O Brasil vai precisar estar cada vez mais está alerta para evitar a ampliação "insidiosa" da agenda da Organização Mundial do Comércio (OMC) que possa afetar a competitividade industrial brasileira, em meio ao reordenamento da produção global. É o que afirma Roberto Azevedo, subsecretário-geral de assuntos econômicos e tecnológicos do Itamaraty, que será sabatinado esta semana pelo Senado para ser o próximo embaixador do Brasil junto à OMC e outras organizações econômicas situadas em Genebra. O atual embaixador na OMC, Clodoaldo Hugueney, será embaixador brasileiro na China.

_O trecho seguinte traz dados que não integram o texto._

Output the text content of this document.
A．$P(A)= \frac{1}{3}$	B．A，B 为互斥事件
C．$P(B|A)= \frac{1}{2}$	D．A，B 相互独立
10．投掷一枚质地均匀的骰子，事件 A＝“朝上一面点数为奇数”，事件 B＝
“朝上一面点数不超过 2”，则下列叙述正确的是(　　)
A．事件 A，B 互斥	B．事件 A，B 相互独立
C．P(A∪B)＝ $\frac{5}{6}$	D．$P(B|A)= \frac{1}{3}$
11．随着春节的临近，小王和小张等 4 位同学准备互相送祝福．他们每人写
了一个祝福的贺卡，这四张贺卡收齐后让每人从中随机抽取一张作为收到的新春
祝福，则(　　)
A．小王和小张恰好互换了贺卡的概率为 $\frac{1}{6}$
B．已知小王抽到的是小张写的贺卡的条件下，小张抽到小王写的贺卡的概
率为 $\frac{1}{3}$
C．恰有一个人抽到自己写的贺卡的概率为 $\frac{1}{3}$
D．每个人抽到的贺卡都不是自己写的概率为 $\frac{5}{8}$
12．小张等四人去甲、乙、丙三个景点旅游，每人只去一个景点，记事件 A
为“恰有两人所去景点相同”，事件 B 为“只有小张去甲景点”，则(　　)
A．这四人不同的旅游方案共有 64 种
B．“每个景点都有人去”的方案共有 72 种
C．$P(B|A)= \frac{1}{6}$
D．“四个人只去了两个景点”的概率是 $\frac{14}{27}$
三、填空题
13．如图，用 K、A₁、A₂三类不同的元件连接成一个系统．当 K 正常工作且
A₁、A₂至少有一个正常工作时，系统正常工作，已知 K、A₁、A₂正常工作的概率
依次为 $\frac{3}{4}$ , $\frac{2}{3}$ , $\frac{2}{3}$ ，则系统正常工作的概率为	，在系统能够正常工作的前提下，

A tendência é de as regras da OMC terem impacto crescente sobre a competitividade, produção, emprego e renda do brasileiro, estima o embaixador. Ele prevê que uma das polêmicas futuras pode envolver mudanças climáticas, sobre custos da "descarbonizaçao" das economias - como as indústrias vão produzir com menor emissão de gases de efeito-estufa.

"Os países que mais poluem são os desenvolvidos, e descarbonizar suas economias tem um preço. Esses países não vão, provavelmente, aceitar que isso retire a competição deles. E vão procurar encarecer a produção dos outros países também", avalia o representante brasileiro.

"Embora aparentemente não tenha viés comercial, a questão climática tende a parar na OMC. Porque vão querer colocar taxas sobre os outros para equalizar o custo da descarbonizacao deles. Se sua indústria siderúrgica tem que pagar uma taxa adicional, vão certamente pressionar para que a indústria do Brasil e da China pague a mesma coisa, alegando que do contrário o aço deles vai sair mais caro. Como calcular essa taxa? Depende da qualidade da matriz energética. No Brasil, temos energia hidrelétrica, mais limpa, o que não é o caso de todo mundo", diz Azevedo.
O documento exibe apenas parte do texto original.